Decit suara kursi goyang itu
sebenarnya mengusik telingaku. Wanita itu tak juga mengucap satu katapun. Dia
sepertinya enggan menjawab semua pertanyaan-pertanyaanku. Dia terus saja
mengayun kursi goyangnya senada dengan lantunan lagu yang keluar dari
piringan-piringan hitam lebar itu.
“Aku harus sabar!! Aku harus
sabar! Fiuh..” erangku dalam hati.
Tiba-tiba tangannya yang kurus
kering keriput itu menggapai sebuah buku yang terletak disamping alat pemutar
piringan hitam itu. Bukan, aku rasa bukan buku cerita atau buku yang lainnya,
melainkan buku album. Album kenangan, kurasa.
Satu per satu lembaran dari
album kenangan itu ia buka perlahan...
***
“Aku sama sekali tidak pernah
mengira kalau dia memiliki rasa yang sama denganku...”
Aku masih saja melamun disela-sela pergantian
jam pelajaran. Masih pukul sepuluh. Terlalu dini untuk mengakhiri jam sekolah.
Butuh dua jam lagi untukku agar bisa keluar dari sini.
Dia janji denganku bahwa nanti sepulang sekolah
akan mengajakku makan siang di restoran sushi dekat taman. Maka aku harus
cepat-cepat pulang dan mengganti seragam SMU-ku dengan baju yang lebih menarik
lagi.
“Aku yakin dia suka dengan
penampilanku hari ini..” batinku tersipu-sipu saat berjalan menuju restoran sushi itu.
Cukup dengan sepuluh menit berjalan kaki saja
aku bisa sampai tujuan. Fiuhh, cukup banyak kertas tisu yang aku butuhkan untuk
mengusap keringatku.
Perlahan aku memasuki restoran itu, menoleh ke
segala arah, mencari-cari sosoknya.
Baju putih dengan topi baseball hijau
kebanggaannya. Akhirnya aku menemukan sosoknya. Duduk di sudut restoran dengan
tangan kiri melambai-lambai ke arahku. Aku tersenyum dan membalas lambaian
tanganya.
Duduk didepannya adalah suatu kebahagiaan
tersendiri bagiku. Aku dapat melihat wajahnya dengan jelas tanpa harus
sembunyi-sembunyi mencuri pandang di sekolah.
***
“Aku ingat sekali saat-saat
dia mengucapkan itu. Dengan wajah berseri-seri aku menerimanya sebagai
kekasihku.. uhuk, uhuk...” kata wanita renta itu sembari mengelus-elus dadanya
yang sesak kurasa.
Kembali lagi dia membuka
halaman album itu. Saat sampai pada satu gambar rumah, dia terlihat lesu.
Wajahnya tertunduk penuh
kekecewaan memandangi foto itu. Kurasa foto itu mengingatkan dia pada suatu hal
yang sebenarnya tidak ingin dia ingat-ingat lagi..
***
Saat akhir kelulusan dan perpisahan kelas,
entah mengapa dia tak datang. Mataku menari-nari mencarinya. Bahkan saat
namanya disebut sebagai lulusan terbaikpun dia tidak naik ke panggung.

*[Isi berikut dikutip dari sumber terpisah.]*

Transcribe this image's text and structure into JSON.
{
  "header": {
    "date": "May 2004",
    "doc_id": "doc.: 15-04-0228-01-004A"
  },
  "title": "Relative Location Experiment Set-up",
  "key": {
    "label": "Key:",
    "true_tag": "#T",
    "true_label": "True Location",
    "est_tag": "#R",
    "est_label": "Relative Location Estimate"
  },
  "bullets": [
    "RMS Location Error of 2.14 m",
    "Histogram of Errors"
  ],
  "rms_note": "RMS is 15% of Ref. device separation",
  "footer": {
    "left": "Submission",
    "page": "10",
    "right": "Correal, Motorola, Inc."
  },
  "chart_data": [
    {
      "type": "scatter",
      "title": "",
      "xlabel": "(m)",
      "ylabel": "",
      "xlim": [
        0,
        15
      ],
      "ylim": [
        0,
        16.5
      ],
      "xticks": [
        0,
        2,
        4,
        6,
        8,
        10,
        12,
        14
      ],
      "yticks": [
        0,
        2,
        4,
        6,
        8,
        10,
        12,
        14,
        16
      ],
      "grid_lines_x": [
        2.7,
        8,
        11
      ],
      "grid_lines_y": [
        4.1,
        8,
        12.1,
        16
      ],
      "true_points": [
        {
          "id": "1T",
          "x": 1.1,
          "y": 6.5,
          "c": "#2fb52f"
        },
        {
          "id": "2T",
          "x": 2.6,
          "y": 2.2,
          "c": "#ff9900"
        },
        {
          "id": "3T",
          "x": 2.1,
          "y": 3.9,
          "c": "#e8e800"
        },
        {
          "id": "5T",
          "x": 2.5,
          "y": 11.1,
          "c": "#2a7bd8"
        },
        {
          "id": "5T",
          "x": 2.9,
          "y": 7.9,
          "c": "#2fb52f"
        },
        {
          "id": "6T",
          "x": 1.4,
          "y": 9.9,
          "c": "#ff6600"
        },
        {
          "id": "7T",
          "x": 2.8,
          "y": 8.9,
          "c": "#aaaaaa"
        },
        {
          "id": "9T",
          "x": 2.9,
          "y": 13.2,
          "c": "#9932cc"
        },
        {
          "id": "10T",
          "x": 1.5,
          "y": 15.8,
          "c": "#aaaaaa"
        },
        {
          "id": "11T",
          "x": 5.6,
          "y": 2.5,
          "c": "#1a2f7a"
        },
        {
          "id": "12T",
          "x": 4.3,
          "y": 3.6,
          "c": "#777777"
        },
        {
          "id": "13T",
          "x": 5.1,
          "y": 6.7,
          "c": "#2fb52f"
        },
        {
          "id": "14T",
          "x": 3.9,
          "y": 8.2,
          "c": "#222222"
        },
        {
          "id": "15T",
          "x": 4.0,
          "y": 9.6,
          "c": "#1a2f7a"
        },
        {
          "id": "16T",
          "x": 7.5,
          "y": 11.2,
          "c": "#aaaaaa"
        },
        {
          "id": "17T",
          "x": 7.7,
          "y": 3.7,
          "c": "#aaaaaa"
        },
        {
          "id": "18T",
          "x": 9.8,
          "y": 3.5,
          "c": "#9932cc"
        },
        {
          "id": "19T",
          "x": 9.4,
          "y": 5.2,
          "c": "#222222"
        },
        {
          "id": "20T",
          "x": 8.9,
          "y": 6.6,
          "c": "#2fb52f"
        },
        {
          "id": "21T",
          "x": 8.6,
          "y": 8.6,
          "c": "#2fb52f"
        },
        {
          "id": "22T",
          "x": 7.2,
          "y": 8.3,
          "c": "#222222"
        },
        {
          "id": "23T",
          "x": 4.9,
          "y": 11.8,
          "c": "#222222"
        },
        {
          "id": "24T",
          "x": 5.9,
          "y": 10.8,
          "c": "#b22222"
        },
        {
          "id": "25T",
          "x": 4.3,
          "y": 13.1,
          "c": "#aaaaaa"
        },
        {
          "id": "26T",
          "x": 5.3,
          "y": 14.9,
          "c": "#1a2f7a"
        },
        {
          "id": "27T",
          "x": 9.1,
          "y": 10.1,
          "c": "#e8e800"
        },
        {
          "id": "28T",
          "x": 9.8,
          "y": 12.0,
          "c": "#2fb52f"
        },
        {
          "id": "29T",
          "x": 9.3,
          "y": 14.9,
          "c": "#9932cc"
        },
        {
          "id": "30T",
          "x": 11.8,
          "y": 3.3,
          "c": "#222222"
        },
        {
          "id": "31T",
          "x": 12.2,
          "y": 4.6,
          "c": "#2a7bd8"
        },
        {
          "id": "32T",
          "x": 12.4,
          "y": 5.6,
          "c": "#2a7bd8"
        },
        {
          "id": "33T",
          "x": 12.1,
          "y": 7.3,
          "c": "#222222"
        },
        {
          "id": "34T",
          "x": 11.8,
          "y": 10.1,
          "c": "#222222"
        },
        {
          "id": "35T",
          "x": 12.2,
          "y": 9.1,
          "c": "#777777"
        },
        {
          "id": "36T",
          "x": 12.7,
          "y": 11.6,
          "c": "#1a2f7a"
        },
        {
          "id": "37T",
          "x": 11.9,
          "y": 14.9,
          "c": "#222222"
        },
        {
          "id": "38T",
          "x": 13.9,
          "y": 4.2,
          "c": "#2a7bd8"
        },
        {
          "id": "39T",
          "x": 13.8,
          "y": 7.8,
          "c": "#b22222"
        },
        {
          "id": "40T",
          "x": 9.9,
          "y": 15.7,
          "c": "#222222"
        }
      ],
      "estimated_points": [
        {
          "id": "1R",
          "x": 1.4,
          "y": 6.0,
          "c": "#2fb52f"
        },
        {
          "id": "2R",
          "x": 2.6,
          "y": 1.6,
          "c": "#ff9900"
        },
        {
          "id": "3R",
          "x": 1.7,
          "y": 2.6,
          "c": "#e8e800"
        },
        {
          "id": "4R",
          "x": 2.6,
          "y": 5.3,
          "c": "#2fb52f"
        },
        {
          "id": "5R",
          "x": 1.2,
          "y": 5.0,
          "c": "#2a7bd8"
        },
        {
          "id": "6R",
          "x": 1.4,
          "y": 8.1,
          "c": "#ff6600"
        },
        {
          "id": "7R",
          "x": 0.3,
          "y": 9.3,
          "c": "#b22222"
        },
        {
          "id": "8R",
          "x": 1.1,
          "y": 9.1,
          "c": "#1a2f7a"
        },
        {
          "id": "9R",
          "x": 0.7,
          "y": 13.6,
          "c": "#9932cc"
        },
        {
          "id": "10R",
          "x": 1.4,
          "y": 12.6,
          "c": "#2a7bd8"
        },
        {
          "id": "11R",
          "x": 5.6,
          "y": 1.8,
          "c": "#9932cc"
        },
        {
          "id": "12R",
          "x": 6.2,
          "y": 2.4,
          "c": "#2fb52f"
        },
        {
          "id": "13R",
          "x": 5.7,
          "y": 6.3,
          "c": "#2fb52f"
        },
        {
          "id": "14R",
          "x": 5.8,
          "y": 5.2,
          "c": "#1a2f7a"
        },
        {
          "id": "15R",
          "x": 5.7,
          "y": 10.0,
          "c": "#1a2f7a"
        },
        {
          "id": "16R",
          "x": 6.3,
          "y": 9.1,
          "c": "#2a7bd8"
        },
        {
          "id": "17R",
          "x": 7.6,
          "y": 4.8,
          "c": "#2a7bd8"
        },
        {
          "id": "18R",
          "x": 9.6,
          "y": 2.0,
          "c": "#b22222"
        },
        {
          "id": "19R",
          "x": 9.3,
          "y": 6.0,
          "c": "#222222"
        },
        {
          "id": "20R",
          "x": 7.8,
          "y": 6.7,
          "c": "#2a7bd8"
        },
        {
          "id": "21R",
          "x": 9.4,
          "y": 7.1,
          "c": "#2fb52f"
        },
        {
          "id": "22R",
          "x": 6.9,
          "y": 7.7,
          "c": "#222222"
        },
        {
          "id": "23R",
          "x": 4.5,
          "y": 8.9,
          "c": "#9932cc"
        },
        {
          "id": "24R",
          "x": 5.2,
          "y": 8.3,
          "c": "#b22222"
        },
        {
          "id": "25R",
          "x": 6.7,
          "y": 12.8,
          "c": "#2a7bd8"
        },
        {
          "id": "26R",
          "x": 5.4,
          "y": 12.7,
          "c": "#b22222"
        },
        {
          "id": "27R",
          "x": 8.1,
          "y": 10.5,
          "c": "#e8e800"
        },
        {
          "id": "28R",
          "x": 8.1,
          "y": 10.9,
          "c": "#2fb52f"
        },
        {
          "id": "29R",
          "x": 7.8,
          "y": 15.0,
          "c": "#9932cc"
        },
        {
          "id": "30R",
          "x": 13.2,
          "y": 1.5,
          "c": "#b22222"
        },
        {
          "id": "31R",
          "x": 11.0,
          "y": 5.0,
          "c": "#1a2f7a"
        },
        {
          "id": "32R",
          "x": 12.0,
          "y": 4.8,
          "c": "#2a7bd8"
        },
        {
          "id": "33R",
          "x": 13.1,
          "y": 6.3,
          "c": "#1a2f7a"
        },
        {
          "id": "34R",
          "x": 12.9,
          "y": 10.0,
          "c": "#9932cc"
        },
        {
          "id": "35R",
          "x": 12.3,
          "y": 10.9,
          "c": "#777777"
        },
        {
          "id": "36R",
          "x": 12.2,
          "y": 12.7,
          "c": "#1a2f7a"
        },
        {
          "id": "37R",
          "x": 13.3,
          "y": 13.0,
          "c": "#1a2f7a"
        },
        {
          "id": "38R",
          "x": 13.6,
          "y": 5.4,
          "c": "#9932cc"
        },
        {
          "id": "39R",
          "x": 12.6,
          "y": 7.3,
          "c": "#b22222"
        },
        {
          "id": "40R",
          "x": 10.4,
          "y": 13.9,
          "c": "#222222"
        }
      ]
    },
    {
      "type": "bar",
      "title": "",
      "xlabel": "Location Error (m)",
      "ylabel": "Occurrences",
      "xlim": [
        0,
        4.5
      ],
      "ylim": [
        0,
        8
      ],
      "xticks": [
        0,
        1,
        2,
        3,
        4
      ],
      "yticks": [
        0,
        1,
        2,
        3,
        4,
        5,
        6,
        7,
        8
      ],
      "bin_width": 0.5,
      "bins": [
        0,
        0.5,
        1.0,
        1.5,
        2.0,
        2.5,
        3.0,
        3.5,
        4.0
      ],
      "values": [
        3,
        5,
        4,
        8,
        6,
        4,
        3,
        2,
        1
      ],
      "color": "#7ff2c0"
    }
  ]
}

Entahlah, rasanya sesak bukan, ketika kau tahu bahwa saat hari bahagiamu ini
tak ada orang spesial yang menemanimu.
Hari berikutnya aku tahu bahwa dia telah pindah
rumah. Kupandangi rumah yang dulu dia tempati itu. Ada tanda kayu bertuliskan
‘dijual’ di depan pintu gerbang rumahnya.
Aku lalu berlari menuju bukit belakang sekolah
yang dulu selalu kita datangi bersama.
Banyak sekali pertanyaan dalam benakku yang
sama sekali aku tak tahu dimana dan kepada siapa aku bisa menemukan jawabannya.
Tepat dibawah pohon beringin yang rindang aku
berhenti. Menatap daun-daunnya, menangkap sinar-sinar mentari yang
berbondong-bondong jatuh melewati dedaunan.
Ahh, pedih mataku..
Aku menggeleng, kurasa bukan air mata yang
menyebabkan mataku pedih. Ya, bukan air mata.
Aku meyakinkan diriku sendiri bahwa saat itu
aku sedang tidak menangis. Hanya silau matahari saja..
Aku berusaha menenangkan batinku, tapi pundakku
justru semakin berguncang.
Aku tertunduk lesu.
Aku hanya bisa menangis tersedu..
***
Ku genggam erat kedua
tangannya sembari menguatkan batinnya..
***
Enam belas musim berlalu tanpa kabar darinya..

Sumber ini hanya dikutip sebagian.